Para Andrés y Pablo.


El que construyó la Azotea del palo-a-pique debió ser un atormentado neurasténico: en las diez mil hectáreas, que entonces componían la heredad, no era posible hallar sitio menos apropiado para una población.

Alzábase la casa sobre un cerrillo pedregoso, casi rodeado, en curva estrecha, por un arroyo arbolado, que corría en el fondo; los vientos del sur, pasando sobre el bosque, azotaban furiosamente el cerro y la azotea que le servía de casquete; y los vientos del este, galopando en libertad por la cuchilla, iban a desparramar allí sus furias ladradoras.

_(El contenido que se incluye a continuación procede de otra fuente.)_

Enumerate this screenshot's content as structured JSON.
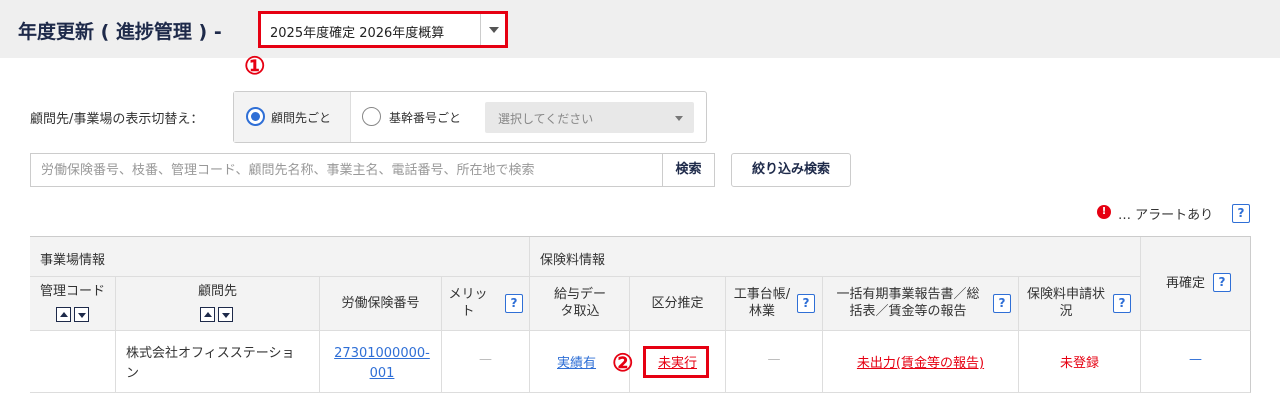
{
  "header": {
    "title": "年度更新 ( 進捗管理 ) -",
    "year_select": "2025年度確定 2026年度概算"
  },
  "markers": {
    "m1": "①",
    "m2": "②"
  },
  "display_switch": {
    "label": "顧問先/事業場の表示切替え：",
    "option1": "顧問先ごと",
    "option2": "基幹番号ごと",
    "select_placeholder": "選択してください"
  },
  "search": {
    "placeholder": "労働保険番号、枝番、管理コード、顧問先名称、事業主名、電話番号、所在地で検索",
    "button": "検索",
    "filter_button": "絞り込み検索"
  },
  "alert_legend": {
    "icon": "!",
    "text": "… アラートあり",
    "help": "?"
  },
  "table": {
    "groups": {
      "site": "事業場情報",
      "premium": "保険料情報",
      "reconfirm": "再確定"
    },
    "columns": {
      "code": "管理コード",
      "client": "顧問先",
      "insurance_no": "労働保険番号",
      "merit": "メリット",
      "salary": "給与データ取込",
      "category": "区分推定",
      "ledger": "工事台帳/林業",
      "report": "一括有期事業報告書／総括表／賃金等の報告",
      "application": "保険料申請状況"
    },
    "row": {
      "code": "",
      "client": "株式会社オフィスステーション",
      "insurance_no": "27301000000-001",
      "merit": "—",
      "salary": "実績有",
      "category": "未実行",
      "ledger": "—",
      "report": "未出力(賃金等の報告)",
      "application": "未登録",
      "reconfirm": "—"
    }
  },
  "colors": {
    "accent": "#e60012",
    "link": "#2f6fd6",
    "title": "#1e2a4a"
  }
}
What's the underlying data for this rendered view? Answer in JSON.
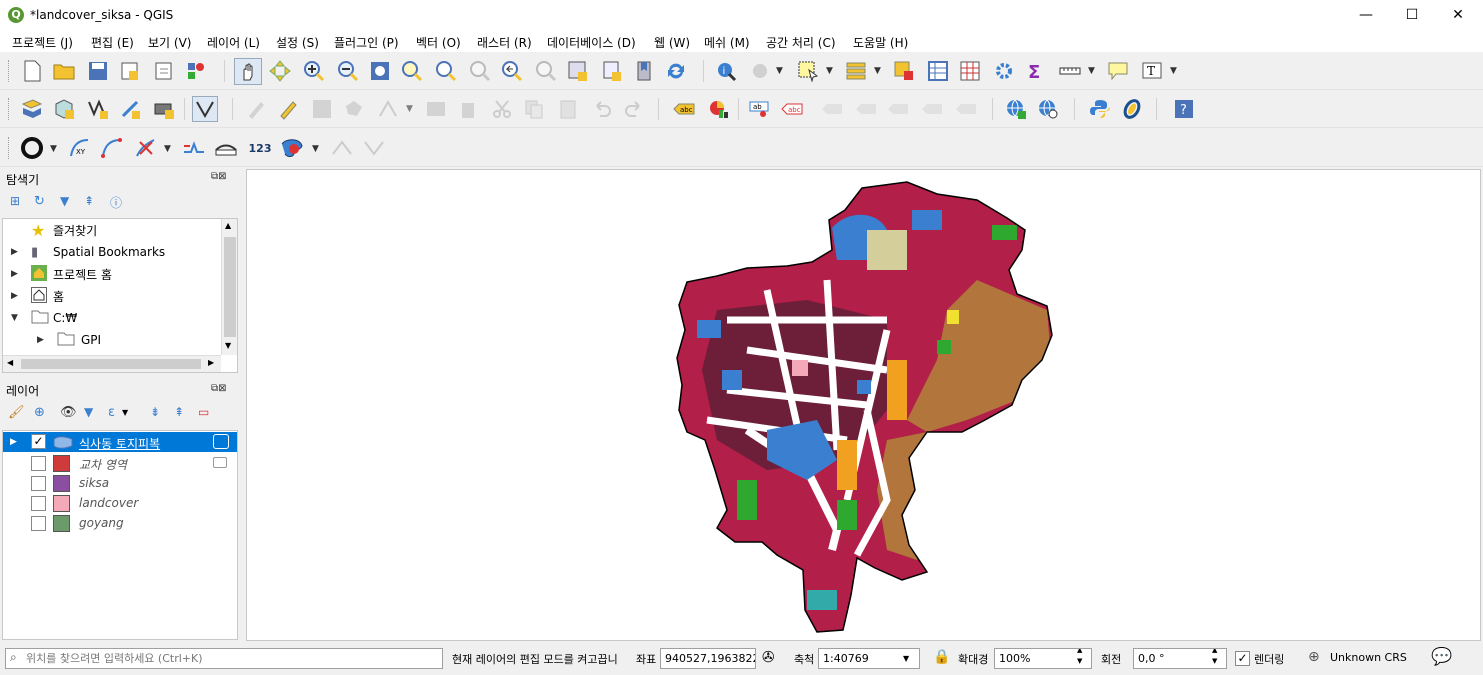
{
  "window": {
    "title": "*landcover_siksa - QGIS",
    "logo": "Q",
    "minimize": "—",
    "maximize": "☐",
    "close": "✕"
  },
  "menu": [
    "프로젝트 (J)",
    "편집 (E)",
    "보기 (V)",
    "레이어 (L)",
    "설정 (S)",
    "플러그인 (P)",
    "벡터 (O)",
    "래스터 (R)",
    "데이터베이스 (D)",
    "웹 (W)",
    "메쉬 (M)",
    "공간 처리 (C)",
    "도움말 (H)"
  ],
  "digitize_toolbar": {
    "label_123": "123"
  },
  "browser": {
    "title": "탐색기",
    "items": [
      {
        "label": "즐겨찾기",
        "icon": "star-icon"
      },
      {
        "label": "Spatial Bookmarks",
        "icon": "bookmark-icon"
      },
      {
        "label": "프로젝트 홈",
        "icon": "project-home-icon"
      },
      {
        "label": "홈",
        "icon": "home-icon"
      },
      {
        "label": "C:₩",
        "icon": "folder-icon"
      },
      {
        "label": "GPI",
        "icon": "folder-icon"
      }
    ]
  },
  "layers": {
    "title": "레이어",
    "items": [
      {
        "name": "식사동 토지피복",
        "checked": true,
        "selected": true,
        "color": "#6f9fd8"
      },
      {
        "name": "교차 영역",
        "checked": false,
        "color": "#cf3a3a"
      },
      {
        "name": "siksa",
        "checked": false,
        "color": "#8b4fa2"
      },
      {
        "name": "landcover",
        "checked": false,
        "color": "#f4a9b8"
      },
      {
        "name": "goyang",
        "checked": false,
        "color": "#6b9a6b"
      }
    ]
  },
  "status": {
    "locate_placeholder": "위치를 찾으려면 입력하세요 (Ctrl+K)",
    "message": "현재 레이어의 편집 모드를 켜고끕니",
    "coord_label": "좌표",
    "coord_value": "940527,1963822",
    "scale_label": "축척",
    "scale_value": "1:40769",
    "magnifier_label": "확대경",
    "magnifier_value": "100%",
    "rotation_label": "회전",
    "rotation_value": "0,0 °",
    "render_label": "렌더링",
    "render_checked": true,
    "crs": "Unknown CRS"
  },
  "colors": {
    "accent": "#0078d7",
    "map_red": "#b21f48",
    "map_brown": "#b2763d",
    "map_blue": "#3a7fd0",
    "map_green": "#2ea82e"
  }
}
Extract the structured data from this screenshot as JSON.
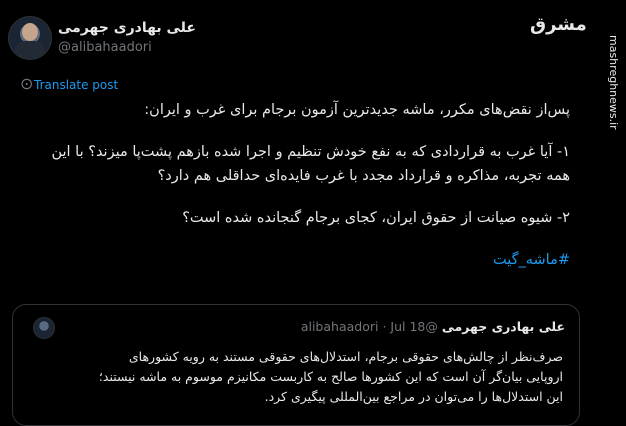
{
  "author": {
    "name": "علی بهادری جهرمی",
    "handle": "@alibahaadori"
  },
  "branding": {
    "logo_text": "مشرق",
    "site": "mashreghnews.ir"
  },
  "actions": {
    "translate": "Translate post",
    "more_icon": "more-dots-icon"
  },
  "tweet": {
    "line1": "پس‌از نقض‌های مکرر، ماشه جدیدترین آزمون برجام برای غرب و ایران:",
    "line2": "۱- آیا غرب به قراردادی که به نفع خودش تنظیم و اجرا شده بازهم پشت‌پا میزند؟ با این",
    "line3": "همه تجربه، مذاکره و قرارداد مجدد با غرب فایده‌ای حداقلی هم دارد؟",
    "line4": "۲- شیوه صیانت از حقوق ایران، کجای برجام گنجانده شده است؟",
    "hashtag": "#ماشه_گیت"
  },
  "quote": {
    "name": "علی بهادری جهرمی",
    "handle": "@alibahaadori",
    "sep": "·",
    "date": "Jul 18",
    "line1": "صرف‌نظر از چالش‌های حقوقی برجام، استدلال‌های حقوقی مستند به رویه کشورهای",
    "line2": "اروپایی بیان‌گر آن است که این کشورها صالح به کاربست مکانیزم موسوم به ماشه نیستند؛",
    "line3": "این استدلال‌ها را می‌توان در مراجع بین‌المللی پیگیری کرد."
  }
}
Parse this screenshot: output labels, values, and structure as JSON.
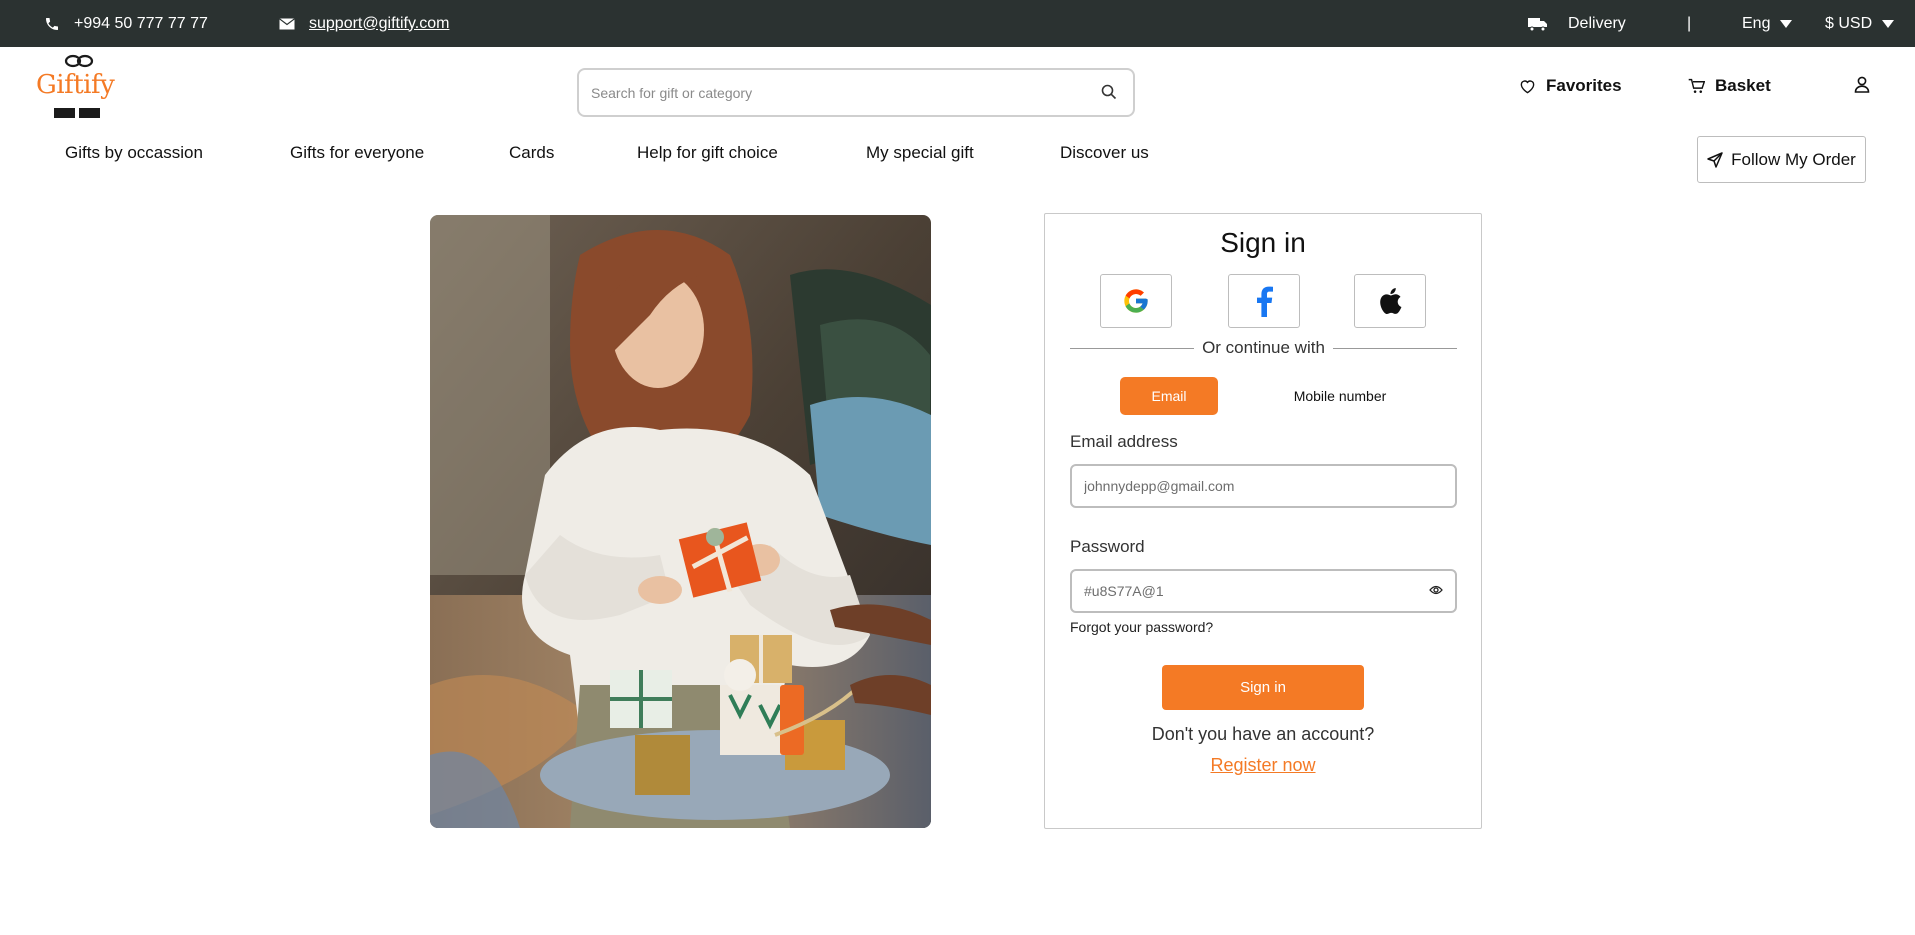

El frente principal del edificio miraba al sur; el otro al oeste, como hecho expreso para que las humedades completasen la acción dañina de los vientos. Y por demás está decir que no había un sólo árbol. ¡Qué árbol iba a arraigar en aquel macizo granítico, donde fueron menester el barreno y la dinamita para abrir los cimientos!… De allí al paso real —único que existía en más de una legua de río— la distancia no era mayor de tres cuadras; pero de tal proclive y de tal modo erizado de guijarros y agrietado de zanjas, que para ir por leña al monte o por agua a la laguna, la carreta o la rastra debían ejecutar un rodeo de unos tres cuartos de legua por lo menos.

Sembrar, no se podía sembrar nada entre aquellas peñas donde la tierra, traída en las alas de un viento, se iba en alas de otro viento. Ni pasto nacía; apenas aquí y allá algunas maciegas de hierba larga, dura y rígida que hasta las chivas despreciaban.